Из Хабаровска нужно было ехать во Владивосток. На всю жизнь мне запомнилось тамошнее сливочное масло – соленое. Вероятно, его везли из Москвы и, чтобы не испортилось, добавляли соль. Долго я к нему привыкала, а годы спустя, вернувшись в родные края, не могла есть обычное масло – оно казалось пресным.
Добираясь на пароходе до Сахалина, я все вспоминала министра Бабаяна. Говорил, пролив как ниточка, на карте показывал… Однако, пароход шел несколько суток. Меня насмерть укачало.
– И это Тихий океан? – пытались шутить пассажиры, – Какой же он Тихий…
Билет у меня был в четвертом классе, в трюме, где качка кажется особенно жестокой. Одна из дорожных попутчиц пригласила к себе в каюту. Так мы и лежали валетом в подвесной койке – голов поднять не могли.
По прибытии на Сахалин меня ждало жестокое разочарование. Отправили на отдаленный рыбзавод. Пятьдесят километров от комбината. Ни бани, ни библиотеки, ни кино. Только тайга – и Японское море.
Завод и заводом-то назвать нельзя – так, сараи какие-то. Основная рабочая сила – заключенные. Утром их приводят, на ночь уводят.
Я шла ночевать в избушку. Кроме меня там жила бабушка с детьми.
Один из ее сыновей сказал мне:
– Трудно тебе придется. Вот сейчас осенняя путина закончилась. Но зима пролетит мгновенно. Весной рыбаки снова начнут привозить рыбу. Труд их нелегкий, и они требуют оценивать весь товар первым сортом. И рыбу сразу надо пускать в дело, перерабатывать… Хватит ли у тебя – у мастера – физических сил? Чтобы принять рыбу первым сортом, а выпустить высшим. Только тогда ты будешь иметь прибыль. А нет – так ведь попасть в тюрьму – раз плюнуть.
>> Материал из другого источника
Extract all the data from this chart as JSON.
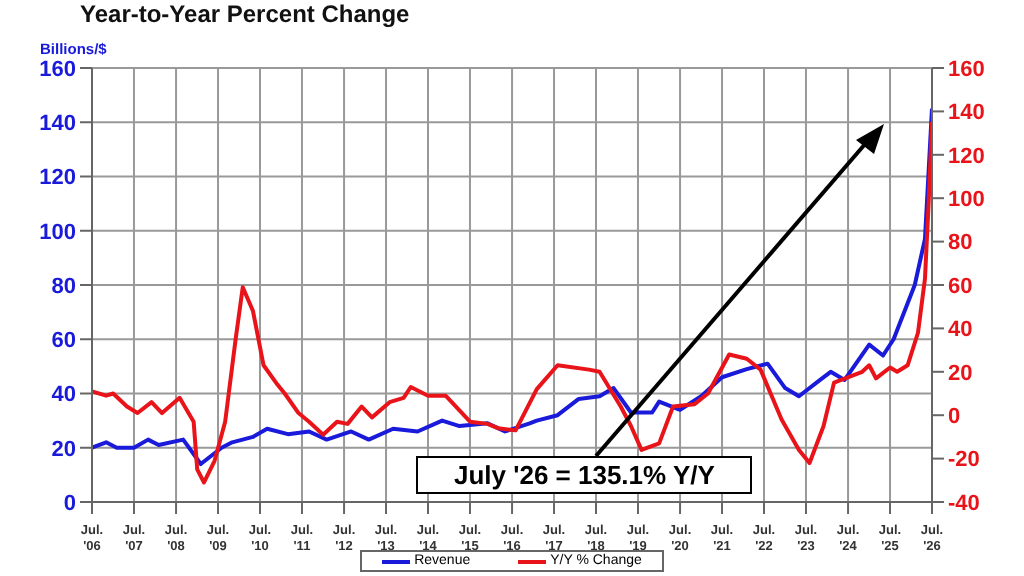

Работа у рыбаков и вправду тяжелая. Их по двенадцать человек в кунгасе. И волна вышиной с дом – то поднимает, то опускает кунгас, тогда долго-долго рыбаков не видно. Плачешь, думаешь, что они утонули. Море кипит, как в котле. У рыбаков сетки, лебедкой они эту рыбу вытаскивают…
И, конечно, они хотят получить самую высокую плату за свой труд.
А тут лаборант смотрит – не помята ли рыба, сохранилась ли на ней чешуя, на анализ берет – и то второй сорт присваивает, то третий. И рыбаки могли с кулаками броситься – рыба же только что из моря, свежайшая.
Заключенные носили рыбу с берега на носилках. Носилки тяжеленные. Они порою выматерятся – если меня не видят. Но если поймут, что я была поблизости и слышала – обязательно извинятся.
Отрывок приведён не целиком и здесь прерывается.